Kris Fowler, from St Paul, Minnesota, has been reading Wodehouse since she was 17, and is a veteran of these biennial beanos. For her, the American Wodehousean is less uptight and formal than his English cousin and a more democratic, outdoor creature. She believes that “we are freer with our silliness”.
She can say that again. Here, in the wild west, the amateur bread roll throwing of Bertie and the Drones on a lively club night has been transformed into something closer to an Olympic sport. Senior members of the American Wodehouse Society refer darkly to Chicago ’97 and Houston ’99. Tom Smith insists that Seattle will celebrate costume (he will be dressing up as Lord Brabazon, who also tried to teach his pig to fly), not projectile pastries. “We banned bread roll throwing after Houston,” he mutters, recalling a painful episode. “Red wine was spilt.” Actually, in Houston, where things got seriously out of hand, it was the tortillas that did the real damage. Before Houston, there had been some mysterious “mishaps”, with the suggestion that – in Chicago? No one’s telling – “waiters were injured”.
Who knows what Wodehouse would have made of all this? From his first visit to the US in 1904, he had a soft spot for Americans and their rambunctious ways. He would, no doubt, have attributed the New World’s trouble with crusty rolls to “youthful high spirits”.
There could hardly be a more egregious example of his ability to blank out the awkward side of life. The average age of the delegates assembled in Seattle must be closer to 65 than 30. Deprived of their traditional weapons, they channel their wilder passions for Psmith, Ukridge, Mr Mulliner, Lord Emsworth and the rest into fearsome anagrams for Wodehouse characters (GOSSIPERS ROCK LORD I) and novels (BOOKSHELF DUCK NIT).
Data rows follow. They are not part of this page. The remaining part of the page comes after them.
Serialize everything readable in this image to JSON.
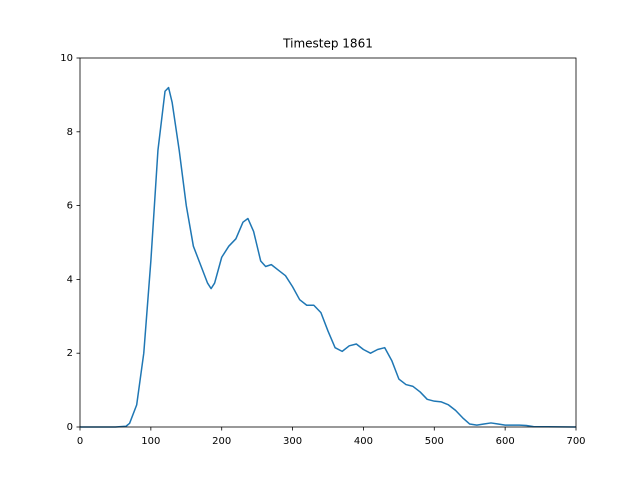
{
  "chart_data": {
    "type": "line",
    "title": "Timestep 1861",
    "x": [
      0,
      50,
      65,
      70,
      80,
      90,
      100,
      110,
      120,
      125,
      130,
      140,
      150,
      160,
      170,
      180,
      185,
      190,
      200,
      210,
      220,
      230,
      237,
      245,
      255,
      262,
      270,
      280,
      290,
      300,
      310,
      320,
      330,
      340,
      350,
      360,
      370,
      380,
      390,
      400,
      410,
      420,
      430,
      440,
      450,
      460,
      470,
      480,
      490,
      500,
      510,
      520,
      530,
      540,
      550,
      560,
      570,
      580,
      590,
      600,
      610,
      620,
      630,
      640,
      700
    ],
    "series": [
      {
        "name": "Timestep 1861",
        "color": "#1f77b4",
        "values": [
          0,
          0,
          0.02,
          0.1,
          0.6,
          2.0,
          4.5,
          7.5,
          9.1,
          9.2,
          8.8,
          7.5,
          6.0,
          4.9,
          4.4,
          3.9,
          3.75,
          3.9,
          4.6,
          4.9,
          5.1,
          5.55,
          5.65,
          5.3,
          4.5,
          4.35,
          4.4,
          4.25,
          4.1,
          3.8,
          3.45,
          3.3,
          3.3,
          3.1,
          2.6,
          2.15,
          2.05,
          2.2,
          2.25,
          2.1,
          2.0,
          2.1,
          2.15,
          1.8,
          1.3,
          1.15,
          1.1,
          0.95,
          0.75,
          0.7,
          0.68,
          0.6,
          0.45,
          0.25,
          0.08,
          0.05,
          0.08,
          0.11,
          0.08,
          0.05,
          0.05,
          0.05,
          0.04,
          0.01,
          0
        ]
      }
    ],
    "xlim": [
      0,
      700
    ],
    "xticks": [
      0,
      100,
      200,
      300,
      400,
      500,
      600,
      700
    ],
    "ylim": [
      0,
      10
    ],
    "yticks": [
      0,
      2,
      4,
      6,
      8,
      10
    ]
  }
}
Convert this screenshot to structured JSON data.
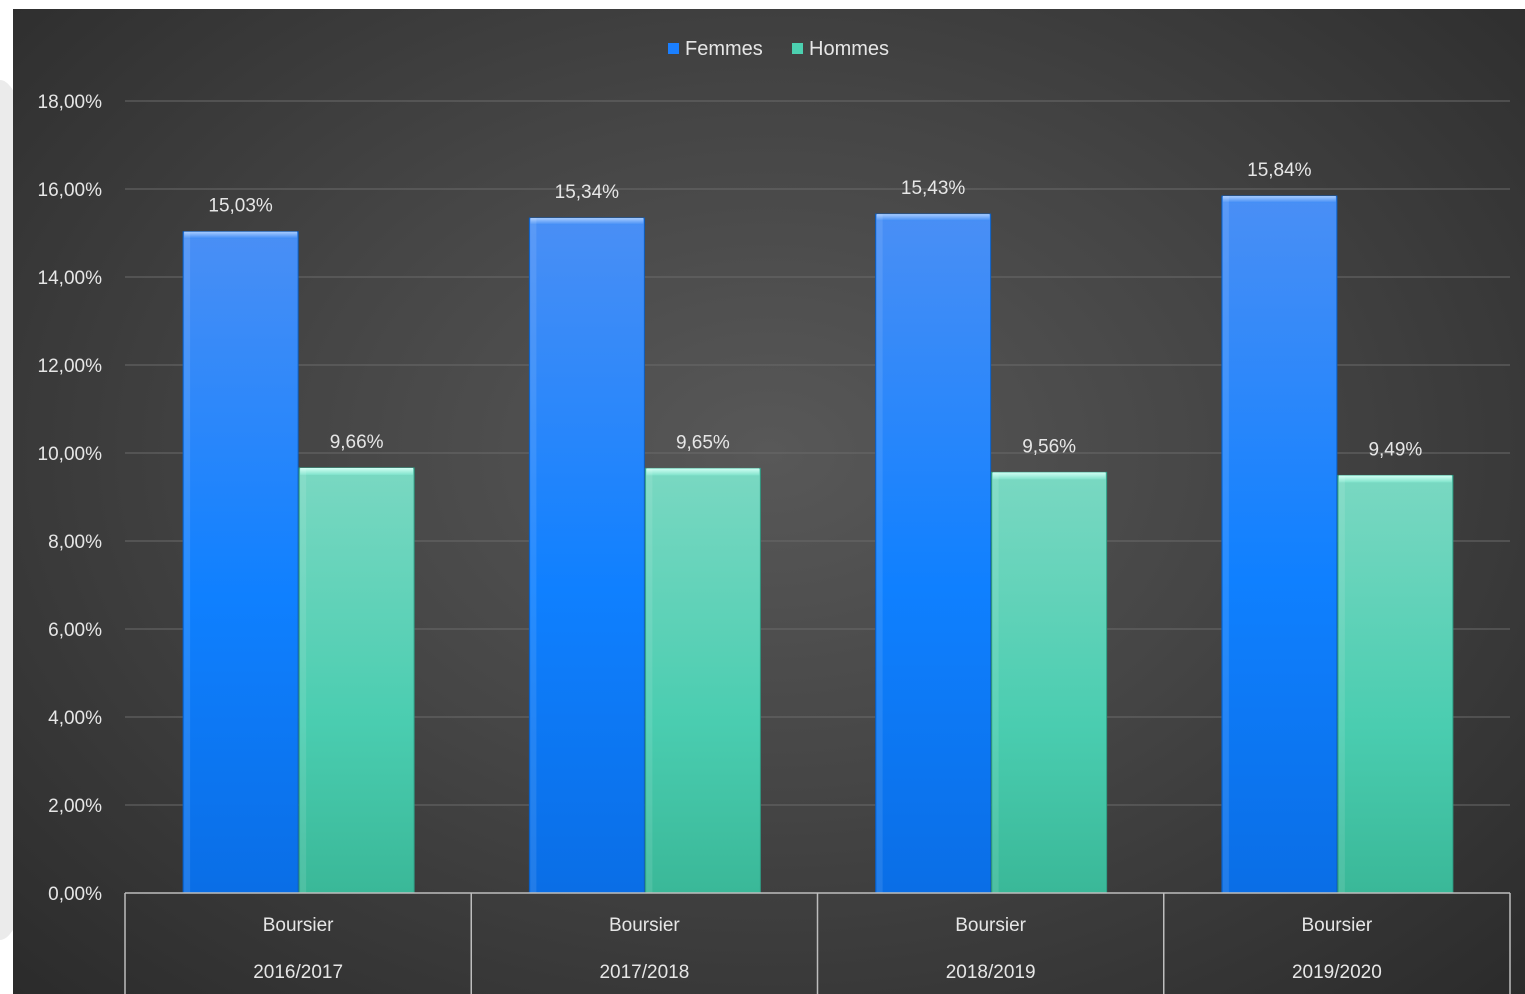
{
  "chart_data": {
    "type": "bar",
    "categories": [
      {
        "label": "Boursier",
        "year": "2016/2017"
      },
      {
        "label": "Boursier",
        "year": "2017/2018"
      },
      {
        "label": "Boursier",
        "year": "2018/2019"
      },
      {
        "label": "Boursier",
        "year": "2019/2020"
      }
    ],
    "series": [
      {
        "name": "Femmes",
        "values": [
          15.03,
          15.34,
          15.43,
          15.84
        ],
        "labels": [
          "15,03%",
          "15,34%",
          "15,43%",
          "15,84%"
        ],
        "color": "#1a7fff"
      },
      {
        "name": "Hommes",
        "values": [
          9.66,
          9.65,
          9.56,
          9.49
        ],
        "labels": [
          "9,66%",
          "9,65%",
          "9,56%",
          "9,49%"
        ],
        "color": "#4cd0b0"
      }
    ],
    "ylim": [
      0,
      18
    ],
    "yticks": [
      "0,00%",
      "2,00%",
      "4,00%",
      "6,00%",
      "8,00%",
      "10,00%",
      "12,00%",
      "14,00%",
      "16,00%",
      "18,00%"
    ],
    "legend": "top-center",
    "grid": true
  }
}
Amid the fun and games, there’s this bitter irony to the fanatical devotion of Wodehouse’s American admirers. Long ago, in 1940, it was his huge overseas audience which was, inadvertently, the ruin of the writer in his prime. At the end of the phoney war, in May 1940, Wodehouse, then living in Le Touquet, was interned by the Nazis after the fall of France. With several hundred British nationals, he was transported to a camp in Upper Silesia, in what is now southern Poland. “If this is Upper Silesia,” he remarked, “what must Lower Silesia be like?”
While Wodehouse was in the camp, thousands of fans wrote to inquire about his wellbeing. At his release in June 1941, on the eve of his 60th birthday, it was partly his determination to reassure his American correspondents that he was alive and well that persuaded him to make the now infamous Berlin broadcasts.
His disgrace followed swiftly. Part of the self-justification for his stupidity was that the US was not at war with Nazi Germany. It was a terrible error of judgment, which he paid for throughout the rest of his life.
“I’m convinced,” says Major Smith, “that Wodehouse was naive. I know he could be cold and calculating on some things, but I think that on some matters he was naive. He liked people who liked him. I believe he was really interested to communicate with his fan base in the USA – and that became his downfall.”
A proper scrutiny of the evidence indicates that none of the more hysterical charges against Wodehouse – of treachery, collaboration and doubtful patriotism – was justified. But the broadcasts made it impossible for Wodehouse to return to postwar Britain. So he crossed the Atlantic to a village in the Hamptons, where after a long retirement he died on Valentine’s Day 1975. His tombstone is inscribed with the names of his most famous characters – Lord Emsworth, Bertie Wooster and Jeeves – and he is buried as an American citizen on the south shore of Long Island.